It's an easy exercise to show that if $B_n$ is Artin's classical braid group on $n$ strings, then $B_n$ can be embedded in $B_{n+1}$ (and in a canonical way). A similar statement can be proved for the pure braid group $P_n$. This property is useful for proving various properties of the classical braid groups. One therefore asks if a similar property holds for braid groups on other surfaces such as the sphere.

Let $P\mathcal{S}_n$ be the pure $n$-string braid group on the sphere $S^2$. Fox's definition of this group is the fundamental group of the configuration space $F_{n}S^2=\prod_n S^2\setminus\{(x_1,\ldots,x_n)|\exists i\neq j, x_i=x_j\}$ and then the full braid group $\mathcal{S}_n$ is defined to be the fundamental group of the configuration space $B_nS^2=F_nS^2/\Sigma_n$ where $\Sigma_n$ is the action of the symmetric group by permuting coordinates of the elements of $F_nS^2$.

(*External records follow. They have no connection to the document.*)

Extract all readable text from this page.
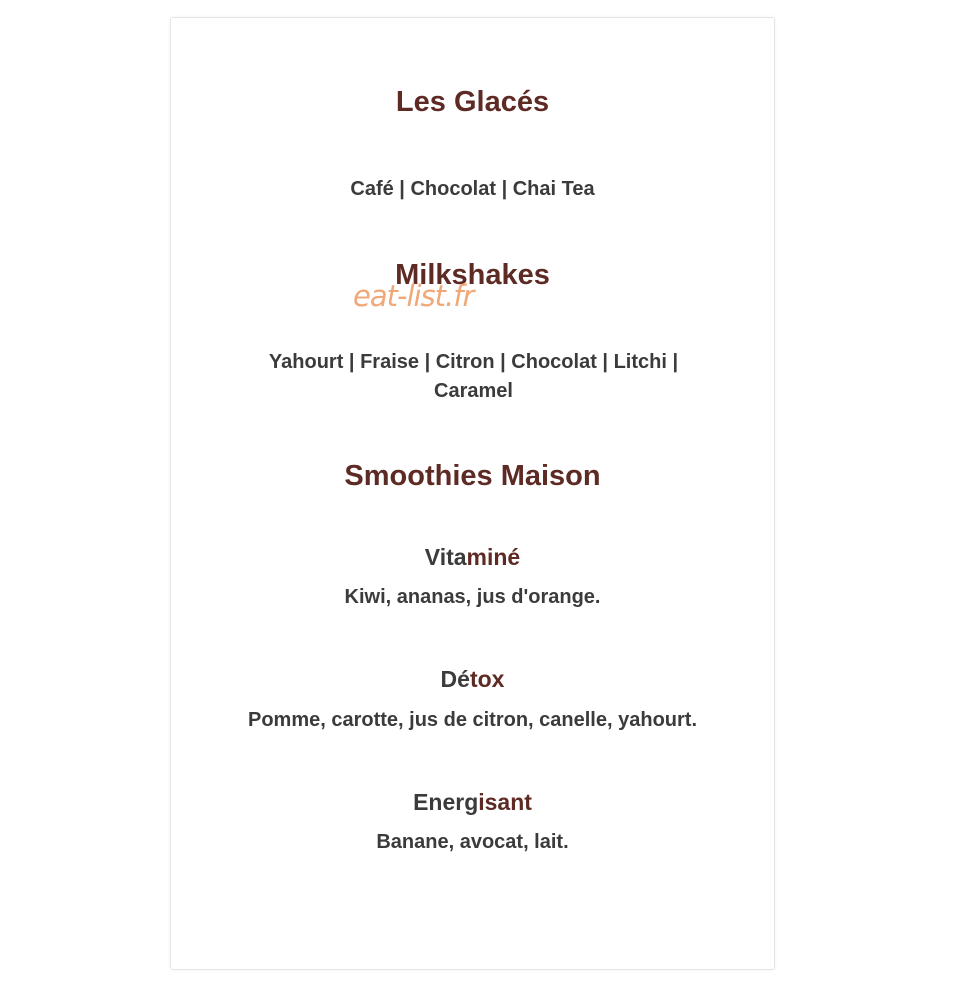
Les Glacés

Café | Chocolat | Chai Tea

Milkshakes

Yahourt | Fraise | Citron | Chocolat | Litchi | Caramel

Smoothies Maison
Vitaminé

Kiwi, ananas, jus d'orange.

Détox

Pomme, carotte, jus de citron, canelle, yahourt.

Energisant

Banane, avocat, lait.

eat-list.fr
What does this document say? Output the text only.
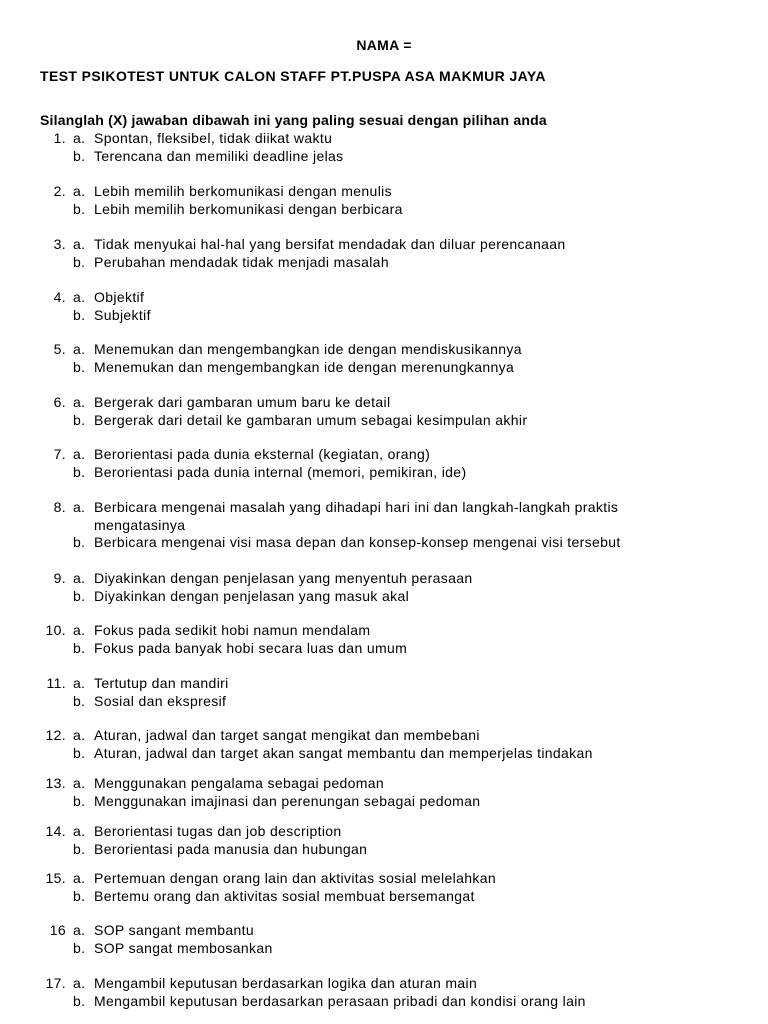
NAMA =
TEST PSIKOTEST UNTUK CALON STAFF PT.PUSPA ASA MAKMUR JAYA
Silanglah (X) jawaban dibawah ini yang paling sesuai dengan pilihan anda
1. a. Spontan, fleksibel, tidak diikat waktu
b. Terencana dan memiliki deadline jelas
2. a. Lebih memilih berkomunikasi dengan menulis
b. Lebih memilih berkomunikasi dengan berbicara
3. a. Tidak menyukai hal-hal yang bersifat mendadak dan diluar perencanaan
b. Perubahan mendadak tidak menjadi masalah
4. a. Objektif
b. Subjektif
5. a. Menemukan dan mengembangkan ide dengan mendiskusikannya
b. Menemukan dan mengembangkan ide dengan merenungkannya
6. a. Bergerak dari gambaran umum baru ke detail
b. Bergerak dari detail ke gambaran umum sebagai kesimpulan akhir
7. a. Berorientasi pada dunia eksternal (kegiatan, orang)
b. Berorientasi pada dunia internal (memori, pemikiran, ide)
8. a. Berbicara mengenai masalah yang dihadapi hari ini dan langkah-langkah praktis
mengatasinya
b. Berbicara mengenai visi masa depan dan konsep-konsep mengenai visi tersebut
9. a. Diyakinkan dengan penjelasan yang menyentuh perasaan
b. Diyakinkan dengan penjelasan yang masuk akal
10. a. Fokus pada sedikit hobi namun mendalam
b. Fokus pada banyak hobi secara luas dan umum
11. a. Tertutup dan mandiri
b. Sosial dan ekspresif
12. a. Aturan, jadwal dan target sangat mengikat dan membebani
b. Aturan, jadwal dan target akan sangat membantu dan memperjelas tindakan
13. a. Menggunakan pengalama sebagai pedoman
b. Menggunakan imajinasi dan perenungan sebagai pedoman
14. a. Berorientasi tugas dan job description
b. Berorientasi pada manusia dan hubungan
15. a. Pertemuan dengan orang lain dan aktivitas sosial melelahkan
b. Bertemu orang dan aktivitas sosial membuat bersemangat
16 a. SOP sangant membantu
b. SOP sangat membosankan
17. a. Mengambil keputusan berdasarkan logika dan aturan main
b. Mengambil keputusan berdasarkan perasaan pribadi dan kondisi orang lain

It was proven by Fadell and Van Buskirk that the braid group $\mathcal{S}_n$ has presentation given by the braid generators $\sigma_1,\ldots,\sigma_{n-1}$ and relations $$\begin{eqnarray}\sigma_i\sigma_j\sigma_i&=&\sigma_j\sigma_i\sigma_j&(\mbox{ for }|i-j|=1)\\ \sigma_i\sigma_j&=&\sigma_j\sigma_i&(\mbox{ for }|i-j|>1)\\ \gamma&=&1&\end{eqnarray}$$ where $\gamma=(\sigma_1\sigma_1\ldots\sigma_{n-1})(\sigma_{n-1}\ldots\sigma_2\sigma_1)$.

With that framework now built up, my question is, can $\mathcal{S}_n$ be embedded in to $\mathcal{S}_{n+1}$ for $n\geq 3$ (and similarly for their pure counter parts)? The naive 'add a string on the end' map will not work because, for instance, the braid $\gamma$ becomes non-trivial when a string is added on the end.

I would think that the answer is no because of the dependence of the relation $\gamma=1$ on $n$, but a proof eludes me.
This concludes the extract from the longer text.